1. 72
    1. 11

      That means Blink has an approachable codebase since we’ve only got 63,500 lines of ANSI C11 code

      While I get that this is impressive for what they do, 63k lines of C is in no way “approachable”

      1. 5

        I recently started hacking on a 75k line C codebase, and I was able to get up and running in a few hours. It’s definitely easier to get into than larger codebases, since you can read 5% of the codebase in a short time.
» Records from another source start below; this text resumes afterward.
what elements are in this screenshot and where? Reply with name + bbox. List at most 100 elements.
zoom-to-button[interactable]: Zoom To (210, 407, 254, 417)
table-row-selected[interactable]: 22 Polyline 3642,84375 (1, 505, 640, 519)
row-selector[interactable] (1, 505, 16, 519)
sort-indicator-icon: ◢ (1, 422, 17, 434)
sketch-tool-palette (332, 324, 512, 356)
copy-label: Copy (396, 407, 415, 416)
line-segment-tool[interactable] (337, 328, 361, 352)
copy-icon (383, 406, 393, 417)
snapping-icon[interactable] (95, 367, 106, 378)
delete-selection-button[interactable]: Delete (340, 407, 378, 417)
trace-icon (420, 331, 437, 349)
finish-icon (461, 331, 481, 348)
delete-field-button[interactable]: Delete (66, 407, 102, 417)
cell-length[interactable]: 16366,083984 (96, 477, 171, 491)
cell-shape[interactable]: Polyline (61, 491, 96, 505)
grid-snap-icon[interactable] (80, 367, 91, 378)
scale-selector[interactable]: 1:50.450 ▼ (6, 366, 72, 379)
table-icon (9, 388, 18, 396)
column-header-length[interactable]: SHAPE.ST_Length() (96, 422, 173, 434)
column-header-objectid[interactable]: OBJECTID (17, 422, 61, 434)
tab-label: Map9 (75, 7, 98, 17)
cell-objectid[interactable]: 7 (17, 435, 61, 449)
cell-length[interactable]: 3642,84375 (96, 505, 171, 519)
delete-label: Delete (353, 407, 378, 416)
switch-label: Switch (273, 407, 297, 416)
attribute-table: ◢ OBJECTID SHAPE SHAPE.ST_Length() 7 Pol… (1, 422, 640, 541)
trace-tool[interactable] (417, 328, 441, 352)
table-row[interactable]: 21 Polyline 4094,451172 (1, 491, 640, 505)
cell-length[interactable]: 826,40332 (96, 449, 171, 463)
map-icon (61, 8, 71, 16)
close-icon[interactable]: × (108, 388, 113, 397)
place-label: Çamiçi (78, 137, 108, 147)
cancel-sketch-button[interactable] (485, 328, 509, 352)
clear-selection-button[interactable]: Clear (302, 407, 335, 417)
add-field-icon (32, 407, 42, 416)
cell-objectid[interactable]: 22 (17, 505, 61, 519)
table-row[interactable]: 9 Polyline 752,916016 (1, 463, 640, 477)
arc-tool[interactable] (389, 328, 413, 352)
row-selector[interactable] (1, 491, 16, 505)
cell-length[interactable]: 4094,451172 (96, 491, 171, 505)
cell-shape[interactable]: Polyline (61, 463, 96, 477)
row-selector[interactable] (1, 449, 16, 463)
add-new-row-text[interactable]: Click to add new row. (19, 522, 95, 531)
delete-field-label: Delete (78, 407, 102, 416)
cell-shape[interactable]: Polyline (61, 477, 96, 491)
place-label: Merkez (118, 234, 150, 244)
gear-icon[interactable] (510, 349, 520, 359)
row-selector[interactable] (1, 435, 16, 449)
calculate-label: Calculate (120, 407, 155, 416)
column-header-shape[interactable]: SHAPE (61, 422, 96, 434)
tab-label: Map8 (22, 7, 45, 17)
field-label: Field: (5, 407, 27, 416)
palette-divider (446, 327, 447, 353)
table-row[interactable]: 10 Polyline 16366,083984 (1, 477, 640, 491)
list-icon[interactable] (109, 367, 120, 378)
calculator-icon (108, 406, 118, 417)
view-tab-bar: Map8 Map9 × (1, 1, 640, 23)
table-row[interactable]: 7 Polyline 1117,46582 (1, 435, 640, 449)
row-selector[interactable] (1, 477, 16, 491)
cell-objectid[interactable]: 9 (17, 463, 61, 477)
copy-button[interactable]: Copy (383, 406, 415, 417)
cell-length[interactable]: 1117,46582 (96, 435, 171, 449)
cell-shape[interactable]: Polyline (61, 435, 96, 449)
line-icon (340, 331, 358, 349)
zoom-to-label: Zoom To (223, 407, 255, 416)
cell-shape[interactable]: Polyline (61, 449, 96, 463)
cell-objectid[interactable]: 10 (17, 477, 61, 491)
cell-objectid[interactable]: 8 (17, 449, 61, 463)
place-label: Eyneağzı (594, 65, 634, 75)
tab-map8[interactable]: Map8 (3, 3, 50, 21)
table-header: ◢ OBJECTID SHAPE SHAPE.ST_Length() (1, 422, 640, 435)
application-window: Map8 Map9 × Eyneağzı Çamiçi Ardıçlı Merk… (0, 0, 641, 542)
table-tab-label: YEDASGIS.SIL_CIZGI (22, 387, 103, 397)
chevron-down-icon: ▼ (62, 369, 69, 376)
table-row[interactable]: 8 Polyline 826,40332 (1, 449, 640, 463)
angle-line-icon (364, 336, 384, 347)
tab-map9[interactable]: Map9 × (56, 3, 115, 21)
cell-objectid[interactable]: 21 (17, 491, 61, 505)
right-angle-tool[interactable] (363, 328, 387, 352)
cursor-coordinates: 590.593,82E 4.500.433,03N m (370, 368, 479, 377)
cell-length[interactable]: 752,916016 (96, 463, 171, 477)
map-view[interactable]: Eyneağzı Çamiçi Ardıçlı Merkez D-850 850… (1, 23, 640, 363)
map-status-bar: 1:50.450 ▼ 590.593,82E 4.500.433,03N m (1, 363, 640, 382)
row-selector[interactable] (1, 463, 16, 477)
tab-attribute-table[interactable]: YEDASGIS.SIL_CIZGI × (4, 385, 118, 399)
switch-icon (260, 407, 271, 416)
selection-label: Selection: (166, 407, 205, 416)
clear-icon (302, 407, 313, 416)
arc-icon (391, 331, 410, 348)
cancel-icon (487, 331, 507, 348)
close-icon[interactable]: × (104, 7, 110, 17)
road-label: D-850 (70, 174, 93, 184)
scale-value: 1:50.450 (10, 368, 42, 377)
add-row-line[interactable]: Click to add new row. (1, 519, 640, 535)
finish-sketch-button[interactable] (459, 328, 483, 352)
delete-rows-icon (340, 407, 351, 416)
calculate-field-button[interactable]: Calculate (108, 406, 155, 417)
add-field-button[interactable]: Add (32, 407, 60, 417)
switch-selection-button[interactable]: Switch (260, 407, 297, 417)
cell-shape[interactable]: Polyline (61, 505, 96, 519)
You can e.g. read through entire files to get an idea of what functions are available, and be reasonably certain you’ve seen most of them.

      2. 4

        …especially when that code looks like

        double DeserializeLdbl(const u8 b[10]) {
          union DoublePun u;
          u.i = (u64)(MAX(-1023, MIN(1024, ((Read16(b + 8) & 0x7fff) - 0x3fff))) + 1023)
                    << 52 |
                ((Read64(b) & 0x7fffffffffffffff) + (1 << (11 - 1))) >> 11 |
                (u64)(b[9] >> 7) << 63;
          return u.f;
        }
        

        or

        static int xed_modrm_scanner(struct XedDecodedInst *x, int *disp_width,
                                     int *has_sib) {
          u8 b, rm, reg, mod, eamode, length, has_modrm;
          xed_set_has_modrm(x);
          has_modrm = x->op.has_modrm;
          if (has_modrm) {
            length = x->length;
            if (length < x->op.max_bytes) {
              b = x->bytes[length];
              x->length++;
              rm = b & 0007;
              reg = (b & 0070) >> 3;
              mod = (b & 0300) >> 6;
              x->op.rde &= ~1;
              x->op.rde |= mod << 22 | rm << 7 | reg;
              if (has_modrm != XED_ILD_HASMODRM_IGNORE_MOD) {
                eamode = kXed.eamode[Asz(x->op.rde)][Mode(x->op.rde)];
                *disp_width = xed_bytes2bits(kXed.has_disp_regular[eamode][mod][rm]);
                *has_sib = kXed.has_sib_table[eamode][mod][rm];
              }
              return XED_ERROR_NONE;
            } else {
              return xed_too_short(x);
            }
          } else {
            return XED_ERROR_NONE;
          }
        }
        
        1. 6

          The first function is pretty obvious to anyone that understands x86, it transforms an 80-bit long double into a double (which is probably not a good thing to do). The second bit looks like it is part of an x86 instruction parser for handling the ModR/M encodings, which is a common part of many x86 instruction encodings. The bit twiddling here looks like it is decoding the 2-byte ModR/M operand value.

          Context is important for these things. I would prefer code like this to contain some comments and references to the bit of the spec that they’re implementing, but for someone with a passing familiarity with x86 it’s not that hard to read. I would expect that most people that might want to usefully contribute would know enough about x86 to be able to follow that code.

          In a slightly higher-level language (C++, Rust, and so on), the bit twiddling would be replaced by helpers to extract specific bit ranges (and the methods would be attached to the class that they’re operating over), but the code probably wouldn’t be very different overall.

        2. 3

          some days I think “maybe I should go back to my college days and write some C,” but comments like this keep me on the holy path

        3. 2

          This is the kind of code that needs copious comments.

          1. 2

            It’s easy to cherry pick bad examples. Here’s a good one:

            Intel’s ALU instructions are the most important thing. You won’t find a more succinct elegant implementation of them.

      3. 3

        It’s probably relative. How many lines in Qemu?

        1. 8

          Qemu has 1,730,794 lines of code.

          1. 3

            That’s a slightly misleading comparison because a lot of that is driver emulators. Of the remainder, this also includes several different architectures. The x86 portion is quite small and TCG is pretty approachable (in spite of starting life as an obfuscated C competition entry).

    2. 3

      I would really like it better if it’d implement POSIX- instead of Linux-Syscalls, but I suspect the ship of “POSIX-compatible as a baseline” has sailed a few years ago…

      1. 1

        POSIX doesn’t specify system calls, it specifies libc interfaces. An implementation needs to decide what is implemented at each layer. As a baseline, POSIX is also annoying because they never standardised a good event source API. Solaris has /dev/poll, FreeBSD introduced kqueue which XNU inherited, and then Linux decided to implement something worse than either with epoll and then something better with io_uring.

        If you want to provide a POSIX (rather than Linux) x86 layer, then you need to provide a libc and to at that point you’re requiring people to build their binaries specifically against your platform, rather than build Linux binaries. If you’re doing that, why target x86 and not some portable ISA that’s designed to be easy to emulate?

      2. 1

        I kinda agree, but tbf, one of the cool things about this is being able to run an entire distro with a working package manager. Would that be possible without any Linux-specific syscalls? Is there some pure-POSIX distro that can run on all kernels?